カナダ・ラヴァル大学のPatrick Couture氏

 スタチンHMG-CoA還元酵素阻害作用は、肝臓のコレステロール合成を抑制する一方、小腸からのコレステロール吸収を亢進することが報告されているが、ヒトを対象にその機序を検討した報告はなかった。カナダ・ラヴァル大学のPatrick Couture氏(写真)らは、腸管内におけるコレステロール代謝因子の亢進・抑制を介して、コレステロール吸収が調節されることを見い出し、その成果をシカゴにて11月17日まで開催された第83回米国心臓協会・学術集会(AHA2010)で報告した。

 対象は18〜60歳の男性で、喫煙習慣がなく、BMI 20〜30kg/m2、LDLコレステロール(LDL-C)値 140〜240mg/dL、中性脂肪値が<220mg/dL、HDLコレステロール(HDL-C)値 34〜61mg/dLを満たし、肝・腎障害、血液凝固障害のない脂質異常症患者23人。アトルバスタチン40mg/日(アトルバスタチン群)あるいはプラセボ(プラセボ群)をそれぞれ12週間ずつ投与する二重盲検無作為化クロスオーバー試験を実施した。各治療期の終了時に十二指腸生検を実施し、リポ蛋白におけるコレステロール代謝に関わる主要遺伝子の発現量を測定した。

 スクリーニング時の患者背景は、平均年齢38.1歳、BMI 29.0 kg/m2、ウエスト周囲径100.1cm、総コレステロール値(TC)が232mg/dL、TG値143mg/dL、LDL-C値159mg/dL、HDL-C値45mg/dLだった。

 各12週後におけるTC値は、プラセボ群に比べてアトルバスタチン群では、37%(p<0.0001)低下、LDL-C値は50%(p<0.0001)、TG値は29%(p=0.0004)、それぞれ有意に低下したが、HDL-Cは両群で同等だった。外因性脂質パラメータのapoB-48は、24%(p=0.04)低下していた。また、プラセボ群に比べてアトルバスタチン群では、コレステロール合成マーカーのラトステロール値は76%有意(p<0.0001)に低下し、吸収マーカーのカンペステロール値は65%(p<0.0001)、βシトステロールは70%(p<0.0001)、それぞれ有意に上昇した。

 コレステロール代謝関連遺伝子については、アトルバスタチン群でHMG-CoA還元酵素mRNA発現量は59%(p<0.0001)、LDL受容体mRNA発現量は52%(p=0.0007)、コレステロールの恒常性維持に関与するPCSK9のmRNA発現量 は187%(p<0.0001)有意に上昇した。また、転写因子のSREBP-2 mRNA発現量は44%(p<0.0001)、HNF-4α mRNA発現量は13%(p=0.02)、また、コレステロール輸送体Niemann-Pick C1-like-1 (NPC1L1) 蛋白のmRNA発現量は15%(p=0.03)、それぞれ有意に上昇した。

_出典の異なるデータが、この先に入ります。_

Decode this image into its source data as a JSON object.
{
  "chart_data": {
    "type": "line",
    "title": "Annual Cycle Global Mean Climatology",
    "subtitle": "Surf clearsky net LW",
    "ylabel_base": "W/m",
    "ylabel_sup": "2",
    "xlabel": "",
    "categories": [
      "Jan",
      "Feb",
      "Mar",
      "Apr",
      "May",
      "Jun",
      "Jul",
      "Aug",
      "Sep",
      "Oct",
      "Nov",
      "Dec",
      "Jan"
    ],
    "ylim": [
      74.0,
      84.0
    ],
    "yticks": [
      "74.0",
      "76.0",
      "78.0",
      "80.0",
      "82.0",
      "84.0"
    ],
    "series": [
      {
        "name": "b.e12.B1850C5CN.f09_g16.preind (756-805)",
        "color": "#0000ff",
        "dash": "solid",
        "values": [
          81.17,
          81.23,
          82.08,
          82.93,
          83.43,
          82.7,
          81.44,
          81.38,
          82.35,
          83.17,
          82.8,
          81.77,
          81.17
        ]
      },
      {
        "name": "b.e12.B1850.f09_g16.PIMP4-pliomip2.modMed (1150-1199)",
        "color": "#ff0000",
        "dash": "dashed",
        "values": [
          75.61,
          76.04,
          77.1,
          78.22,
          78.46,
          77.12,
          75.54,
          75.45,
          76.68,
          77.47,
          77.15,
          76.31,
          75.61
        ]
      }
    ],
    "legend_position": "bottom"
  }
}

 また、細胞外へのコレステロール排泄を担うABCG5のmRNA発現量は、アトルバスタチン群で16%有意(p=0.04)に低下しており、ABCG8のmRNA発現量も15%(p=0.06)低下傾向にあった。

 なお、転写因子のSREBP-2およびHNF-4αのmRNA発現量とHMG-CoA還元酵素、LDL受容体、NPC1L1のmRNA発現量には有意な正の相関が認められた。

 以上の結果からCouture氏は、「ヒトにおいてもアトルバスタチンは、HMG-CoA還元酵素を阻害することで細胞内のコレステロールを枯渇化し、小腸内リポ蛋白代謝に関わる遺伝子の発現を調節している」と結論した。その機序として、「SREBP-2およびHNF-4αの増強を介したNPC1L1発現亢進、およびABCG5/8発現抑制を媒介に、コレステロール吸収を増大させる可能性がある」と説明した。